Confidence intervals within the frequentist paradigm: You are correct that these assertions (warning against interpreting the confidence interval as a probability interval for the parameter) come from the fact that confidence intervals arise in the classical frequentist method, and in that context, the parameter is considered a fixed "unknown constant", not a random variable. There is a relevant probability statement pertaining to the confidence interval, which is:
$$\mathbb{P}(L(\mathbf{X}) \leqslant \mu \leqslant U(\mathbf{X}) \mid \mu) = 1-\alpha,$$
where $L(\mathbf{X})$ and $U(\mathbf{X})$ are bounds formed as functions of the sample data $\mathbf{X}$ (usually via the use of rearrangement of a probability statement about a pivotal quantity). Importantly, the data vector $\mathbf{X}$ is the random variable in this probability statement, and the parameter $\mu$ is treated as a fixed "unknown constant". (I have indicated this by putting it as a conditioning variable, but within the frequentist paradigm you wouldn't even specify this; it would just be implicit.) The confidence interval is derived from this probability statement by taking the observed sample data $\mathbf{x}$ to yield the fixed interval $\text{CI}(1-\alpha) = [ L(\mathbf{x}), U(\mathbf{x}) ]$.
The reason for the assertions you are reading is that once you replace the random sample data $\mathbf{X}$ with the observed sample data $\mathbf{x}$, you can no longer make the probability statement analogous to the above. Since the data and parameters are both constants, you now have the trivial statement:
$$\mathbb{P}(L(\mathbf{x}) \leqslant \mu \leqslant U(\mathbf{x})) = \begin{cases} 0 & \text{if } \mu \notin \text{CI}(1-\alpha), \\[6pt] 1 & \text{if } \mu \in \text{CI}(1-\alpha). \end{cases}$$
Confidence intervals within the Bayesian paradigm: If you would prefer to interpret the unknown parameter $\mu$ as a random variable, you are now undertaking a Bayesian treatment of the problem. Although the confidence interval is a procedure formulated within the classical paradigm, it is possible to interpret it within the context of Bayesian analysis.

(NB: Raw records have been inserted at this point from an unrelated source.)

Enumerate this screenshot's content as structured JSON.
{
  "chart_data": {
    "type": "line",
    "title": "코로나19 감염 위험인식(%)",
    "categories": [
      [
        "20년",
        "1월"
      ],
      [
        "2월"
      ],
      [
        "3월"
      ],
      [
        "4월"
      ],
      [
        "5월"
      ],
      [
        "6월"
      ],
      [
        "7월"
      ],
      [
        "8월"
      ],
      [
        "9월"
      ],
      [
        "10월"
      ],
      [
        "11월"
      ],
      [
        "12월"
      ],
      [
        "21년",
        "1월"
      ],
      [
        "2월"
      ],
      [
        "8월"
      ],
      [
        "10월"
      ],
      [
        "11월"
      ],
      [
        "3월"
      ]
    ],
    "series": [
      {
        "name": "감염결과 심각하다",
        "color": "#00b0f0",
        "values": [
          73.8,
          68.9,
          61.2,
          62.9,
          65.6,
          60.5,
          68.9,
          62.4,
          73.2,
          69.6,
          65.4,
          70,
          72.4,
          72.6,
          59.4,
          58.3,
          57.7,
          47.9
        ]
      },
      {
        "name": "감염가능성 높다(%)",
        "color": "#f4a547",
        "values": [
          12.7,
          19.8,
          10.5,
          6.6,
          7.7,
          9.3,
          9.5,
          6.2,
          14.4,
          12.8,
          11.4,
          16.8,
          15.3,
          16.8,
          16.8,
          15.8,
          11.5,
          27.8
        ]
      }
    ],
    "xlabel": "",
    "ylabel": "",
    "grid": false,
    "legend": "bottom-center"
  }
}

However, even within the Bayesian context, it is still not valid to assert a posteriori that the CI contains the true parameter with the specified probability. In fact, this posterior probability depends on the prior distribution for the parameter. To see this, we observe that:
$$\mathbb{P}(L(\mathbf{x}) \leqslant \mu \leqslant U(\mathbf{x}) \mid \mathbf{x})

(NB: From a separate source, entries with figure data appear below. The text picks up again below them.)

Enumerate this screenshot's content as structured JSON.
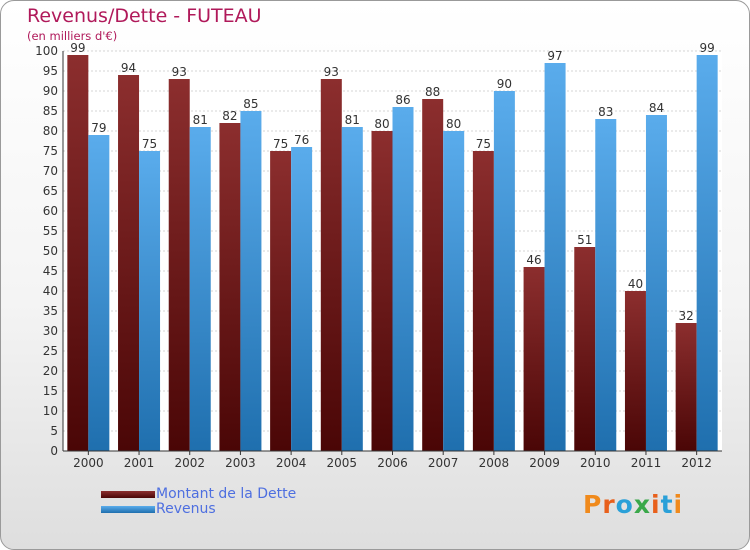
{
  "title": "Revenus/Dette - FUTEAU",
  "subtitle": "(en milliers d'€)",
  "colors": {
    "dette": "#6e1a1a",
    "revenus": "#3d8fd6",
    "title": "#b0195a",
    "legend_text": "#4e6fe0"
  },
  "legend": [
    {
      "label": "Montant de la Dette",
      "color": "#6e1a1a"
    },
    {
      "label": "Revenus",
      "color": "#3d8fd6"
    }
  ],
  "logo": {
    "text": "Proxiti",
    "colors": [
      "#f08a1c",
      "#e8601c",
      "#2aa0d8",
      "#3aa84a",
      "#e8601c",
      "#2aa0d8",
      "#f08a1c"
    ]
  },
  "chart_data": {
    "type": "bar",
    "categories": [
      "2000",
      "2001",
      "2002",
      "2003",
      "2004",
      "2005",
      "2006",
      "2007",
      "2008",
      "2009",
      "2010",
      "2011",
      "2012"
    ],
    "series": [
      {
        "name": "Montant de la Dette",
        "values": [
          99,
          94,
          93,
          82,
          75,
          93,
          80,
          88,
          75,
          46,
          51,
          40,
          32
        ]
      },
      {
        "name": "Revenus",
        "values": [
          79,
          75,
          81,
          85,
          76,
          81,
          86,
          80,
          90,
          97,
          83,
          84,
          99
        ]
      }
    ],
    "ylim": [
      0,
      100
    ],
    "ytick_step": 5,
    "grid": true,
    "legend_position": "bottom-left"
  }
}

= \int \limits_{L(\mathbf{x})}^{U(\mathbf{x})} \pi(\mu | \mathbf{x}) d\mu = \frac{\int_{L(\mathbf{x})}^{U(\mathbf{x})} L_\mathbf{x}(\mu) \pi(\mu)d\mu}{\int L_\mathbf{x}(\mu) \pi(\mu) d\mu}.$$
This posterior probability depends on the prior, and is not generally equal to $1-\alpha$ (though it may be in some special cases). The initial probability statement used in the confidence interval imposes a restriction on the sampling distribution, which constrains the likelihood function, but it still allows us freedom to choose different priors, yielding different posterior probabilities for the correctness of the interval.

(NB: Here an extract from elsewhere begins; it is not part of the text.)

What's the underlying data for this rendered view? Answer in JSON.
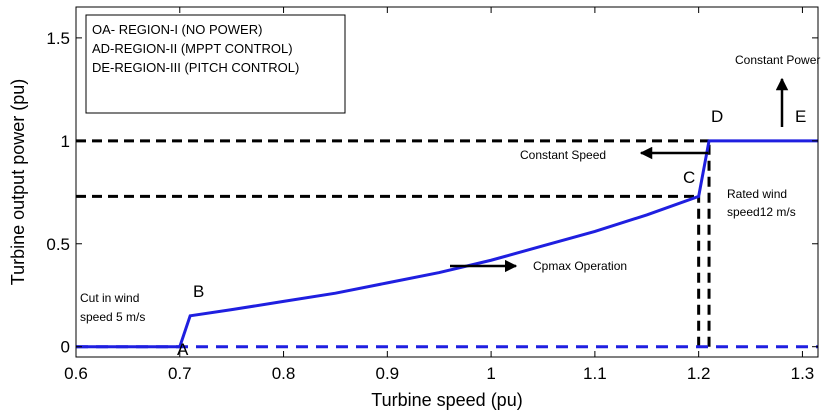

(Note: It is easy to show that $\mathbb{P}(L(\mathbf{X}) \leqslant \mu \leqslant U(\mathbf{X})) = 1-\alpha$ using the law-of-total probability, but this is a prior probability, not a posterior probability, since it does not condition on the data. Thus, within the Bayesian paradigm, we may say a priori that the confidence interval will contain the parameter with the specified probability, but we cannot generally say this a posteriori.)